SVP-Minister Christoph Blocher und seine Frau treten auf dem gleichen Video vor einer idyllischen Bergkulisse auf.
Nicht die Botschaft des Videos, die zwar in den Medien und in Internetblogs eine heftige Polemik ausgelöst hatte, ist aber der Grund für das Publikationsverbot.
Ausschlaggebend war eine Klage der jungen Leute, die auf dem Video zu sehen sind. Der von der SVP beauftragte Filmer hatte die jungen Leute im Glauben gelassen, dass der Film für eine Kampagne zur Gewaltprävention gedreht werde.
swissinfo, Adam Beaumont, Genf
(Übertragen und adaptiert aus dem Englischen: Christian Raaflaub)
14’106 Jugendliche (11’189 Jungen und 2917 Mädchen) wurden laut Bundesamt für Statistik 2005 wegen krimineller Handlungen verurteilt.
Seit 1999 sind dies 2000 Personen mehr.
62,7% der verurteilten Jugendlichen waren Schweizer.
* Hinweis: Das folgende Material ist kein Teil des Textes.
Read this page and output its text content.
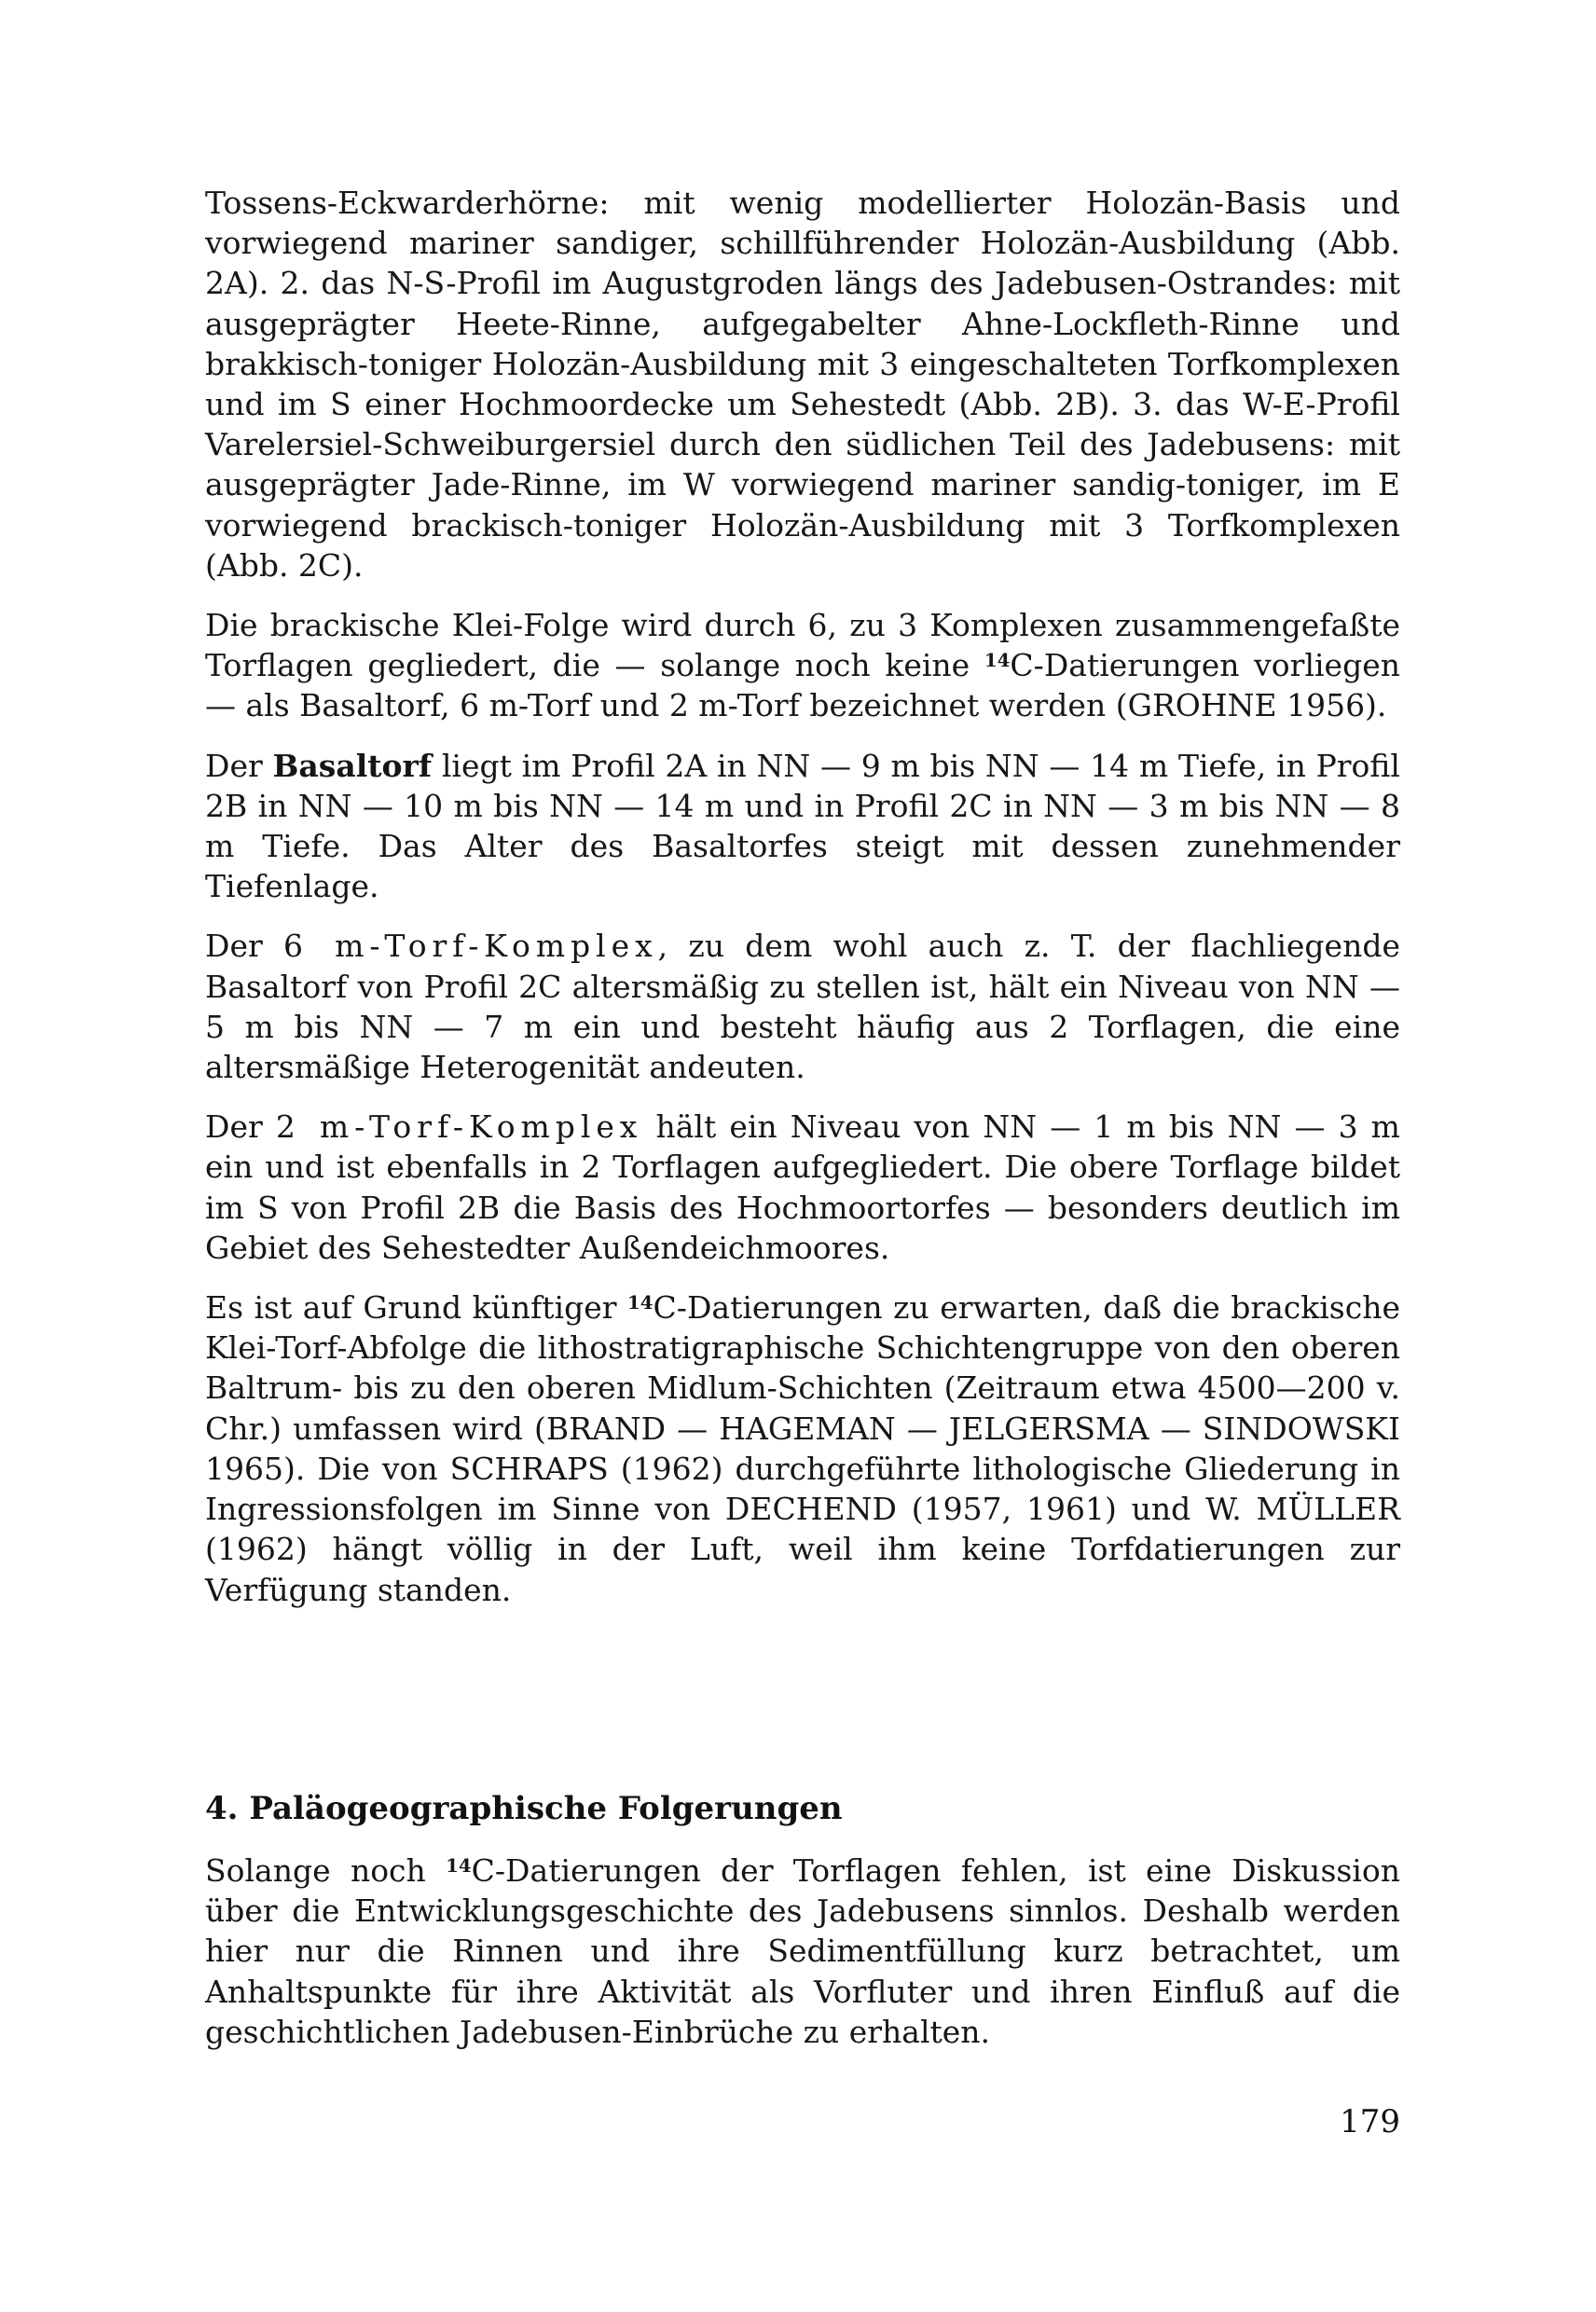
Tossens-Eckwarderhörne: mit wenig modellierter Holozän-Basis und vorwiegend mariner sandiger, schillführender Holozän-Ausbildung (Abb. 2A). 2. das N-S-Profil im Augustgroden längs des Jadebusen-Ostrandes: mit ausgeprägter Heete-Rinne, aufgegabelter Ahne-Lockfleth-Rinne und brakkisch-toniger Holozän-Ausbildung mit 3 eingeschalteten Torfkomplexen und im S einer Hochmoordecke um Sehestedt (Abb. 2B). 3. das W-E-Profil Varelersiel-Schweiburgersiel durch den südlichen Teil des Jadebusens: mit ausgeprägter Jade-Rinne, im W vorwiegend mariner sandig-toniger, im E vorwiegend brackisch-toniger Holozän-Ausbildung mit 3 Torfkomplexen (Abb. 2C).

Die brackische Klei-Folge wird durch 6, zu 3 Komplexen zusammengefaßte Torflagen gegliedert, die — solange noch keine $^{14}$C-Datierungen vorliegen — als Basaltorf, 6 m-Torf und 2 m-Torf bezeichnet werden (GROHNE 1956).

Der Basaltorf liegt im Profil 2A in NN — 9 m bis NN — 14 m Tiefe, in Profil 2B in NN — 10 m bis NN — 14 m und in Profil 2C in NN — 3 m bis NN — 8 m Tiefe. Das Alter des Basaltorfes steigt mit dessen zunehmender Tiefenlage.

Der 6 m-Torf-Komplex, zu dem wohl auch z. T. der flachliegende Basaltorf von Profil 2C altersmäßig zu stellen ist, hält ein Niveau von NN — 5 m bis NN — 7 m ein und besteht häufig aus 2 Torflagen, die eine altersmäßige Heterogenität andeuten.

Der 2 m-Torf-Komplex hält ein Niveau von NN — 1 m bis NN — 3 m ein und ist ebenfalls in 2 Torflagen aufgegliedert. Die obere Torflage bildet im S von Profil 2B die Basis des Hochmoortorfes — besonders deutlich im Gebiet des Sehestedter Außendeichmoores.

Es ist auf Grund künftiger $^{14}$C-Datierungen zu erwarten, daß die brackische Klei-Torf-Abfolge die lithostratigraphische Schichtengruppe von den oberen Baltrum- bis zu den oberen Midlum-Schichten (Zeitraum etwa 4500—200 v. Chr.) umfassen wird (BRAND — HAGEMAN — JELGERSMA — SINDOWSKI 1965). Die von SCHRAPS (1962) durchgeführte lithologische Gliederung in Ingressionsfolgen im Sinne von DECHEND (1957, 1961) und W. MÜLLER (1962) hängt völlig in der Luft, weil ihm keine Torfdatierungen zur Verfügung standen.

4. Paläogeographische Folgerungen

Solange noch $^{14}$C-Datierungen der Torflagen fehlen, ist eine Diskussion über die Entwicklungsgeschichte des Jadebusens sinnlos. Deshalb werden hier nur die Rinnen und ihre Sedimentfüllung kurz betrachtet, um Anhaltspunkte für ihre Aktivität als Vorfluter und ihren Einfluß auf die geschichtlichen Jadebusen-Einbrüche zu erhalten.

179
Im November 2002 hat der damalige UNO-Hochkommissar für Flüchtlinge, Ruud Lubbers, die Volksinitiative der SVP gegen Asylrechtsmissbrauch verurteilt, die das Stimmvolk knapp mit 50,1% Nein ablehnte.
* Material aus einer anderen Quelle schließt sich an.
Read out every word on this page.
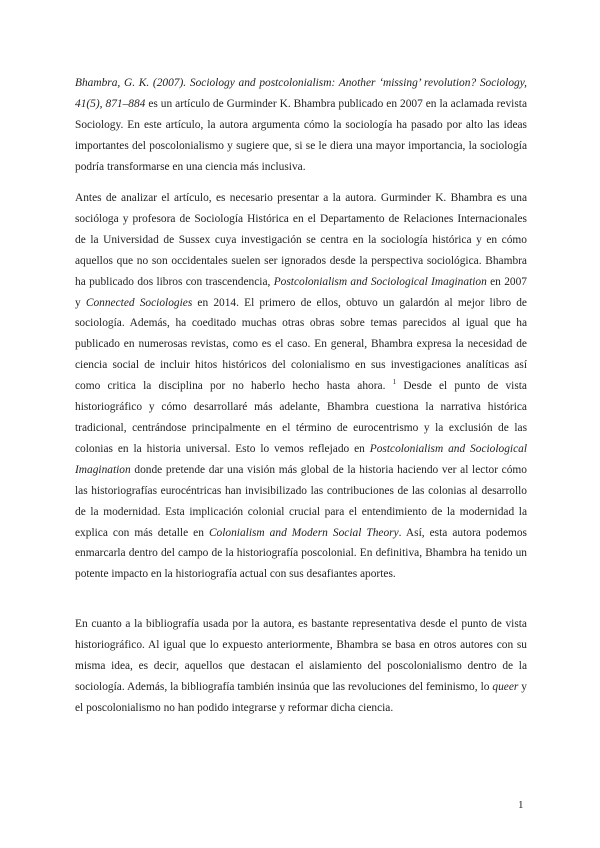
Bhambra, G. K. (2007). Sociology and postcolonialism: Another ‘missing’ revolution? Sociology, 41(5), 871–884 es un artículo de Gurminder K. Bhambra publicado en 2007 en la aclamada revista Sociology. En este artículo, la autora argumenta cómo la sociología ha pasado por alto las ideas importantes del poscolonialismo y sugiere que, si se le diera una mayor importancia, la sociología podría transformarse en una ciencia más inclusiva.

Antes de analizar el artículo, es necesario presentar a la autora. Gurminder K. Bhambra es una socióloga y profesora de Sociología Histórica en el Departamento de Relaciones Internacionales de la Universidad de Sussex cuya investigación se centra en la sociología histórica y en cómo aquellos que no son occidentales suelen ser ignorados desde la perspectiva sociológica. Bhambra ha publicado dos libros con trascendencia, Postcolonialism and Sociological Imagination en 2007 y Connected Sociologies en 2014. El primero de ellos, obtuvo un galardón al mejor libro de sociología. Además, ha coeditado muchas otras obras sobre temas parecidos al igual que ha publicado en numerosas revistas, como es el caso. En general, Bhambra expresa la necesidad de ciencia social de incluir hitos históricos del colonialismo en sus investigaciones analíticas así como critica la disciplina por no haberlo hecho hasta ahora. $^1$ Desde el punto de vista historiográfico y cómo desarrollaré más adelante, Bhambra cuestiona la narrativa histórica tradicional, centrándose principalmente en el término de eurocentrismo y la exclusión de las colonias en la historia universal. Esto lo vemos reflejado en Postcolonialism and Sociological Imagination donde pretende dar una visión más global de la historia haciendo ver al lector cómo las historiografías eurocéntricas han invisibilizado las contribuciones de las colonias al desarrollo de la modernidad. Esta implicación colonial crucial para el entendimiento de la modernidad la explica con más detalle en Colonialism and Modern Social Theory. Así, esta autora podemos enmarcarla dentro del campo de la historiografía poscolonial. En definitiva, Bhambra ha tenido un potente impacto en la historiografía actual con sus desafiantes aportes.

En cuanto a la bibliografía usada por la autora, es bastante representativa desde el punto de vista historiográfico. Al igual que lo expuesto anteriormente, Bhambra se basa en otros autores con su misma idea, es decir, aquellos que destacan el aislamiento del poscolonialismo dentro de la sociología. Además, la bibliografía también insinúa que las revoluciones del feminismo, lo queer y el poscolonialismo no han podido integrarse y reformar dicha ciencia.

1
Vor den Parlamentswahlen im Oktober 2003 hat das in Genf ansässige UNO-Hochkommissariat für Flüchtlinge (UNHCR) die SVP angeschuldigt, sie schüre Vorurteile gegenüber Ausländern.
Laut der UNO-Agentur war gewisses Kampagnenmaterial der Partei das Schlimmste, was man in Europa gesehen habe.